33 CARCAÇAS

Saindo do esplendor contemplativo diário do manto verde de minha cidadezinha, tal dia, num desses sem categoria, classificação, apenas de calendário - dia-diário. Dirigia-me pelo asfalto quente, negro e condescendente aos pneus do meu carro, sem nenhum tráfego a me atrasar. Sem pressa, blasé, olho fito na estrada serpenteante. A gravidade nos conduzia impulsionada pelo combustível queimando o inferno dentro do motor. Fui percebendo a presença não amistosa de figuras leprosas sobrevoando todo o espaço ao redor - eram as aves de rapinas, malditas, que, assim como os chacais, as hienas e o verme comem a carne decomposta ainda fresca.
 
Comecei a observar em volta, mas o que deveria existir, outrora fosse noutra linha do Equador, não se pintava ali. Concomitantemente foi-se diluindo minha percepção ao volante em consequência às carnificinas aos meus olhos apresentadas; da Natureza agreste, semi-árida, sertão, dura e valente como é a natureza de sua gente, em trinta anos vividos nesse umbral santo do mundo, jamais tinha visto o que vi: Por todo trecho de minha viagem, só o que consegui ver era uma caatinga cansada, com muita sede; de suas árvores o que lhes restavam, somente o esqueleto de um projeto esperando um longo tempo a cobertura de sua estrutura. Convalescentes, eu sentia, via, por exemplo, que nas pequenas fagulhas de verde, havia um mínimo de resistência e de esperança ainda, como um aviso para não desistirmos.  
Não chamo mais o agreste pelo rabo, chamo-lhe agro, azedo.
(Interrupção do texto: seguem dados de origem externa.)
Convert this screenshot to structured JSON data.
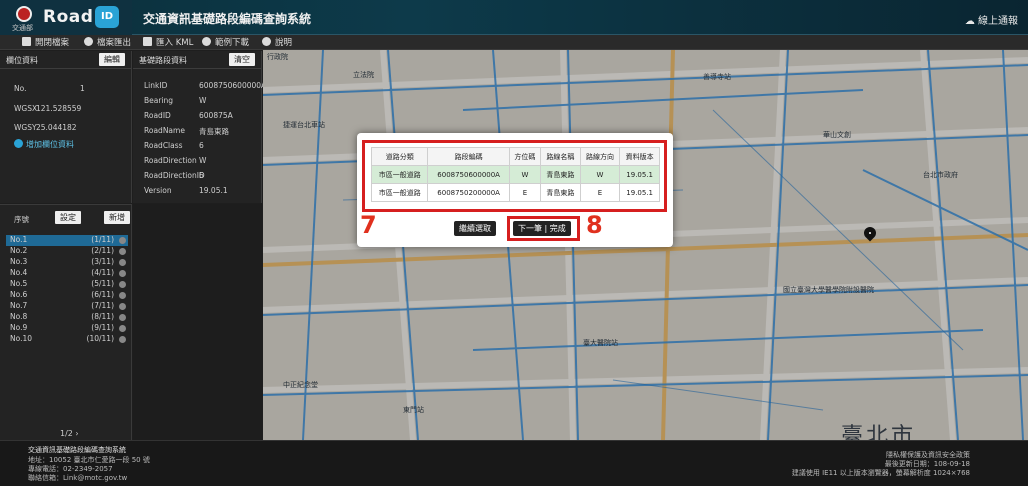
{
  "header": {
    "logo_sub": "交通部",
    "logo_text": "Road",
    "logo_badge": "ID",
    "title": "交通資訊基礎路段編碼查詢系統",
    "report": "線上通報"
  },
  "toolbar": {
    "items": [
      {
        "label": "開閉檔案",
        "icon": "folder-icon"
      },
      {
        "label": "檔案匯出",
        "icon": "export-icon"
      },
      {
        "label": "匯入 KML",
        "icon": "import-kml-icon"
      },
      {
        "label": "範例下載",
        "icon": "download-icon"
      },
      {
        "label": "說明",
        "icon": "help-icon"
      }
    ]
  },
  "position_panel": {
    "title": "欄位資料",
    "edit_label": "編輯",
    "fields": [
      {
        "key": "No.",
        "value": "1"
      },
      {
        "key": "WGSX",
        "value": "121.528559"
      },
      {
        "key": "WGSY",
        "value": "25.044182"
      }
    ],
    "add_label": "增加欄位資料"
  },
  "road_panel": {
    "title": "基礎路段資料",
    "clear_label": "清空",
    "fields": [
      {
        "key": "LinkID",
        "value": "6008750600000A"
      },
      {
        "key": "Bearing",
        "value": "W"
      },
      {
        "key": "RoadID",
        "value": "600875A"
      },
      {
        "key": "RoadName",
        "value": "青島東路"
      },
      {
        "key": "RoadClass",
        "value": "6"
      },
      {
        "key": "RoadDirection",
        "value": "W"
      },
      {
        "key": "RoadDirectionID",
        "value": "6"
      },
      {
        "key": "Version",
        "value": "19.05.1"
      }
    ]
  },
  "list_panel": {
    "title": "序號",
    "settings_label": "設定",
    "add_label": "新增",
    "rows": [
      {
        "name": "No.1",
        "count": "(1/11)"
      },
      {
        "name": "No.2",
        "count": "(2/11)"
      },
      {
        "name": "No.3",
        "count": "(3/11)"
      },
      {
        "name": "No.4",
        "count": "(4/11)"
      },
      {
        "name": "No.5",
        "count": "(5/11)"
      },
      {
        "name": "No.6",
        "count": "(6/11)"
      },
      {
        "name": "No.7",
        "count": "(7/11)"
      },
      {
        "name": "No.8",
        "count": "(8/11)"
      },
      {
        "name": "No.9",
        "count": "(9/11)"
      },
      {
        "name": "No.10",
        "count": "(10/11)"
      }
    ],
    "pager": "1/2 ›"
  },
  "dialog": {
    "columns": [
      "道路分類",
      "路段編碼",
      "方位碼",
      "路線名稱",
      "路線方向",
      "資料版本"
    ],
    "rows": [
      [
        "市區一般道路",
        "6008750600000A",
        "W",
        "青島東路",
        "W",
        "19.05.1"
      ],
      [
        "市區一般道路",
        "6008750200000A",
        "E",
        "青島東路",
        "E",
        "19.05.1"
      ]
    ],
    "annotation_7": "7",
    "annotation_8": "8",
    "continue_label": "繼續選取",
    "next_label": "下一筆 | 完成",
    "highlight_color": "#d61f1f"
  },
  "map": {
    "city": "臺北市",
    "labels": [
      "行政院",
      "立法院",
      "善導寺站",
      "捷運台北車站",
      "國立臺灣大學醫學院附設醫院",
      "臺大醫院站",
      "中正紀念堂",
      "台北市政府",
      "華山文創",
      "東門站"
    ]
  },
  "footer": {
    "left": [
      "交通資訊基礎路段編碼查詢系統",
      "地址：10052 臺北市仁愛路一段 50 號",
      "專線電話：02-2349-2057",
      "聯絡信箱：Link@motc.gov.tw"
    ],
    "right": [
      "隱私權保護及資訊安全政策",
      "最後更新日期：108-09-18",
      "建議使用 IE11 以上版本瀏覽器，螢幕解析度 1024×768"
    ]
  }
}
O sertanejo, o ser de todos os lampejos, não é mais caricatura rica para os Sudestes ridículos, só quem sofre a nobre experiência de viver no limite é  que se sente humano realmente.

Eu, ainda contemplando o plano e o horizonte também, para não me perder ao volante, fui entendendo a revoada dos abutres, das rapinas, dos urubus... Quase que a cada quilômetro, em ambos os lados da pista, fui reconhecendo formas retorcidas parecidas a grandes caixas de papelão, mas desta vez não era lixo urbano, o que presenciava, e é aqui que começa o canto do cisne para esta crônica: Como quem conta carros na contra-mão, comecei a fazer o mesmo com aquelas caixas, que não eram caixas, eram as carcaças do gado da região, degoladas pela Seca durante o percurso. Às vezes, não era uma apenas, mas cinco, seis mortas no mesmo local. Se fôssemos colocar cruzes, como fazemos com os homens a estes inocentes, sem dúvidas essa estrada seria um grande cemitério; grandes ciprestes já os tem, cadáveres também, e o mais importante, pessoas para carpirem seus passamentos.

Na Seca só não morrem os caprinos, que teêm alma de menino, traquinos, vivem pela caatinga, pulando que nem criança, subindo nas pedras, nos morros e nos paus de rato. É, na verdade, o último sustento do personagem principal da clareira infernal do Romance de Canudos.

A chacina do Estado, contra os que nunca foram assistidos já vem de longa data, isso já é sabido, mas contar cabeças de bois, vacas e bezerros numa tarde de terça-feira e achar que está tudo bem!? Não dá!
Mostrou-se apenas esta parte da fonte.